The short answer is yes, you need to create a new connection AND close it before the lambda finishes.

The long answer is actually during my tests you can pass down your DB connections in your handler like so(mysql example as that's what I've got to hand), you can't rely on this having a connection so check my example below, it may be that once your Lambda's haven't been executed for ages it does lose the state from the handler(cold start), I need to do more tests to find out, but I have noticed if a Lambda is getting a lot of traffic using the below example it doesn't create a new connection.

// MySQL.database.js
    import * as mysql from 'mysql'

    export default mysql.createConnection({
        host: 'mysql db instance address',
        user: 'MYSQL_USER',
        password: 'PASSWORD',
        database: 'SOMEDB',
    })

Then in your handler import it and pass it down to the lambda that's being executed.

// handler.js
import MySQL from './MySQL.database.js'

const funcHandler = (func) => {
    return (event, context, callback) => {
        func(event, context, callback, MySQL)
    }
}

const handler = {
    someHandler: funcHandler(someHandler),
}

export default handler

Now in your Lambda you do...

export default (event, context, callback, MySQL) => {
  context.callbackWaitsForEmptyEventLoop = false
  // Check if their is a MySQL connection if not, then open one.

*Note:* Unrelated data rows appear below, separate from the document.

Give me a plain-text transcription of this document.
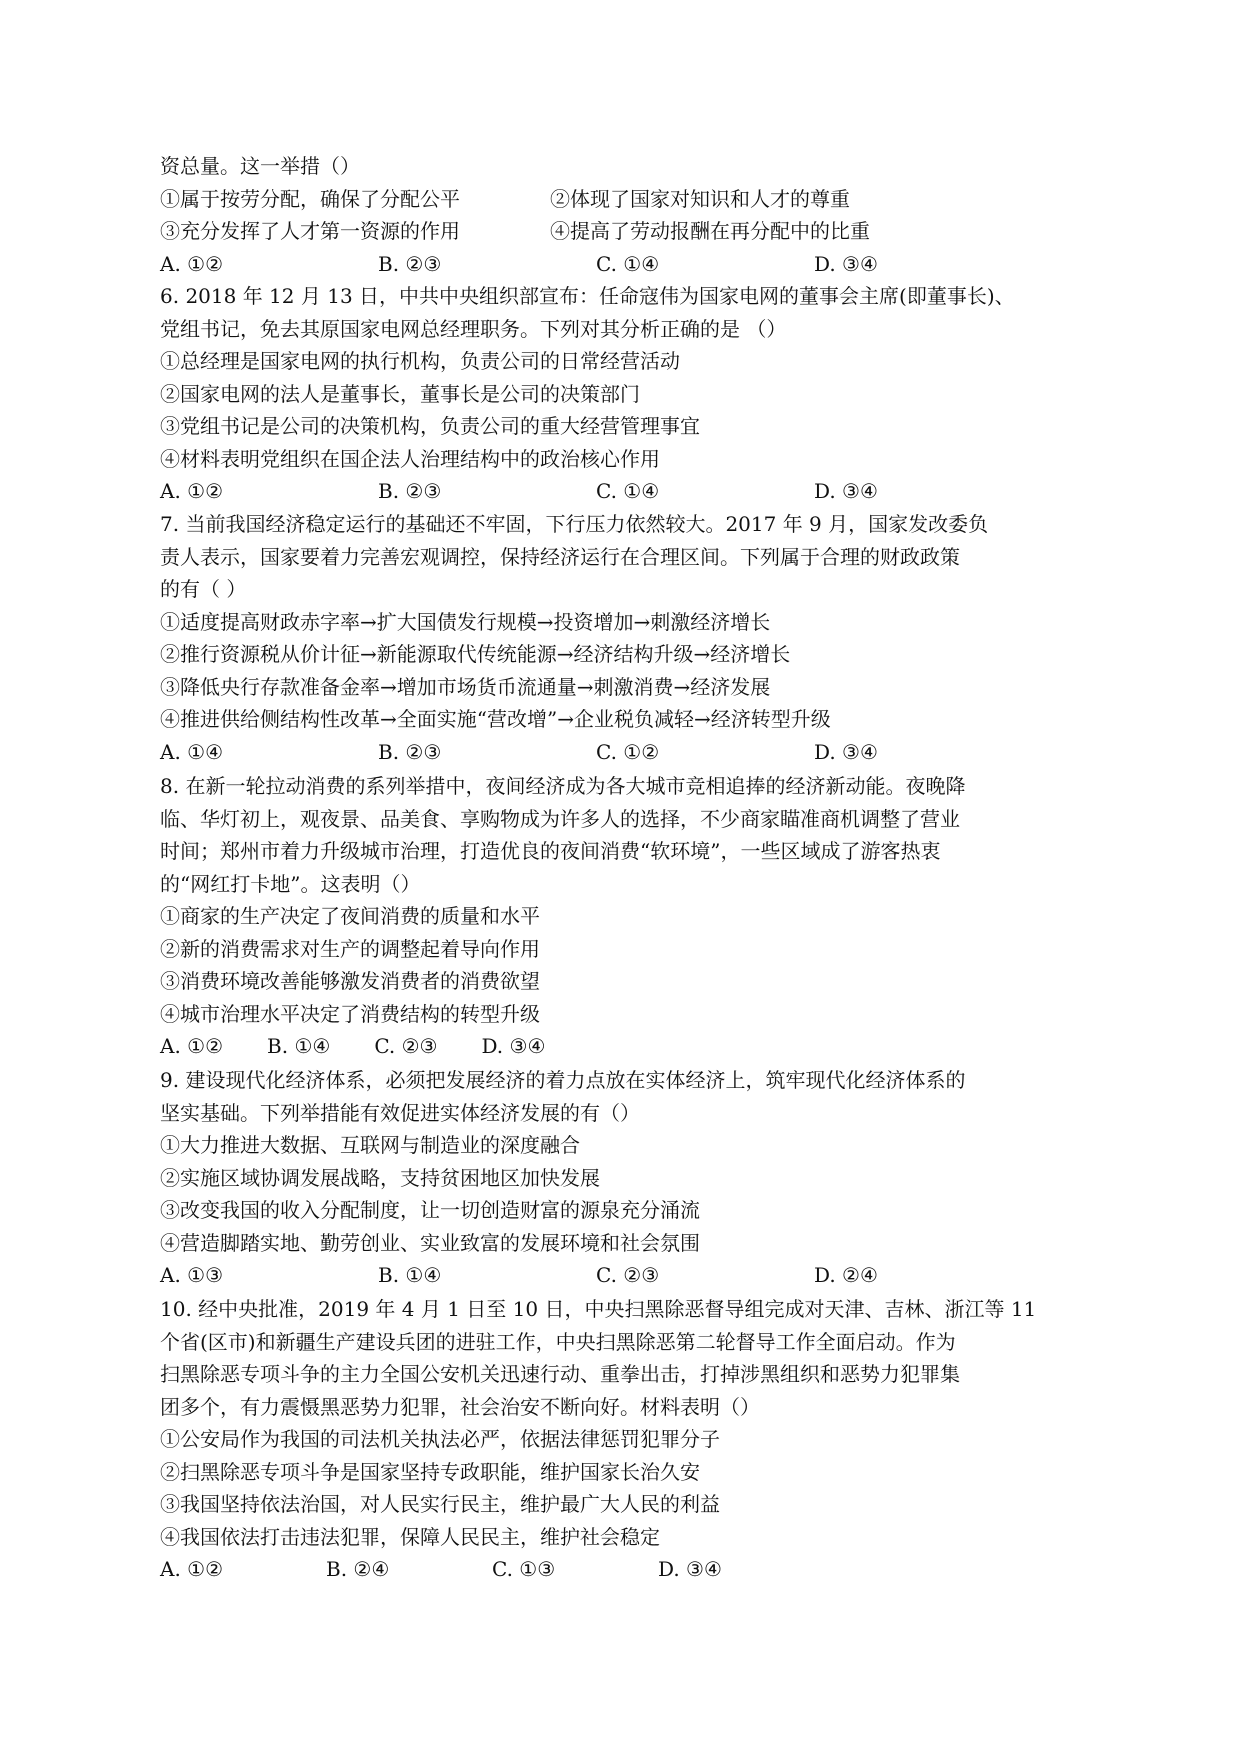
资总量。这一举措（）
①属于按劳分配，确保了分配公平	②体现了国家对知识和人才的尊重
③充分发挥了人才第一资源的作用	④提高了劳动报酬在再分配中的比重
A. ①②	B. ②③	C. ①④	D. ③④
6. 2018 年 12 月 13 日，中共中央组织部宣布：任命寇伟为国家电网的董事会主席(即董事长)、
党组书记，免去其原国家电网总经理职务。下列对其分析正确的是 （）
①总经理是国家电网的执行机构，负责公司的日常经营活动
②国家电网的法人是董事长，董事长是公司的决策部门
③党组书记是公司的决策机构，负责公司的重大经营管理事宜
④材料表明党组织在国企法人治理结构中的政治核心作用
A. ①②	B. ②③	C. ①④	D. ③④
7. 当前我国经济稳定运行的基础还不牢固，下行压力依然较大。2017 年 9 月，国家发改委负
责人表示，国家要着力完善宏观调控，保持经济运行在合理区间。下列属于合理的财政政策
的有（ ）
①适度提高财政赤字率→扩大国债发行规模→投资增加→刺激经济增长
②推行资源税从价计征→新能源取代传统能源→经济结构升级→经济增长
③降低央行存款准备金率→增加市场货币流通量→刺激消费→经济发展
④推进供给侧结构性改革→全面实施“营改增”→企业税负减轻→经济转型升级
A. ①④	B. ②③	C. ①②	D. ③④
8. 在新一轮拉动消费的系列举措中，夜间经济成为各大城市竞相追捧的经济新动能。夜晚降
临、华灯初上，观夜景、品美食、享购物成为许多人的选择，不少商家瞄准商机调整了营业
时间；郑州市着力升级城市治理，打造优良的夜间消费“软环境”，一些区域成了游客热衷
的“网红打卡地”。这表明（）
①商家的生产决定了夜间消费的质量和水平
②新的消费需求对生产的调整起着导向作用
③消费环境改善能够激发消费者的消费欲望
④城市治理水平决定了消费结构的转型升级
A. ①② B. ①④ C. ②③ D. ③④
9. 建设现代化经济体系，必须把发展经济的着力点放在实体经济上，筑牢现代化经济体系的
坚实基础。下列举措能有效促进实体经济发展的有（）
①大力推进大数据、互联网与制造业的深度融合
②实施区域协调发展战略，支持贫困地区加快发展
③改变我国的收入分配制度，让一切创造财富的源泉充分涌流
④营造脚踏实地、勤劳创业、实业致富的发展环境和社会氛围
A. ①③	B. ①④	C. ②③	D. ②④
10. 经中央批准，2019 年 4 月 1 日至 10 日，中央扫黑除恶督导组完成对天津、吉林、浙江等 11
个省(区市)和新疆生产建设兵团的进驻工作，中央扫黑除恶第二轮督导工作全面启动。作为
扫黑除恶专项斗争的主力全国公安机关迅速行动、重拳出击，打掉涉黑组织和恶势力犯罪集
团多个，有力震慑黑恶势力犯罪，社会治安不断向好。材料表明（）
①公安局作为我国的司法机关执法必严，依据法律惩罚犯罪分子
②扫黑除恶专项斗争是国家坚持专政职能，维护国家长治久安
③我国坚持依法治国，对人民实行民主，维护最广大人民的利益
④我国依法打击违法犯罪，保障人民民主，维护社会稳定
A. ①②	B. ②④	C. ①③	D. ③④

 // Do ya thing, query away etc etc

  callback(null, responder.success()) 


}

The responder example can he found here. sorry it's ES5 because that's where the question was asked.

Hope this helps!

Mrk Fldig
  • 4,244
  • 5
  • 33
  • 64
0

We tested an AWS Lambda that connected every minute to our self managed MongoDB.

The connections were unstable and the Lambda failed

We resolved the issue by wrapping the MongoDB with Nginx reverse proxy stream module:

How to setup MongoDB behind Nginx Reverse Proxy

stream {
    server {
        listen  <your incoming Mongo TCP port>;
        proxy_connect_timeout 1s;
        proxy_timeout 3s;
        proxy_pass    stream_mongo_backend;
    }

    upstream stream_mongo_backend {
      server <localhost:your local Mongo TCP port>;
  }
}
AAber
  • 1,562
  • 10
  • 14
-4

In addition to saving the connection for reuse, increase the memory allocation for the lambda function. AWS allocates CPU proportionally to the memory allocation and when changing from 128MB to 1.5Gb the connection time dropped from 4s to 0.5s when connecting to mongodb atlas.

Read more here: https://aws.amazon.com/lambda/faqs/

grbandr
  • 13
  • 3
  • 1
    Crunching your numbers. Your performance increases by 8 when increasing the memory time by 12. As Lambda is paid by the Gigabyte/second this would actually increase the cost by 50%. – Udo Held Apr 09 '17 at 10:49
  • I guess it depends on the use case if its worth it or not and there might be more optimal memory/cpu allocations, – grbandr Aug 14 '17 at 22:09
-8

I was facing the same issue few times ago but I have resolved with by putting my mongo on same account of EC2. I have created a mongo DB on the same AWS EC2 account where my lambda function reside.

Now I can access my mongo from the lambda function with the private IP.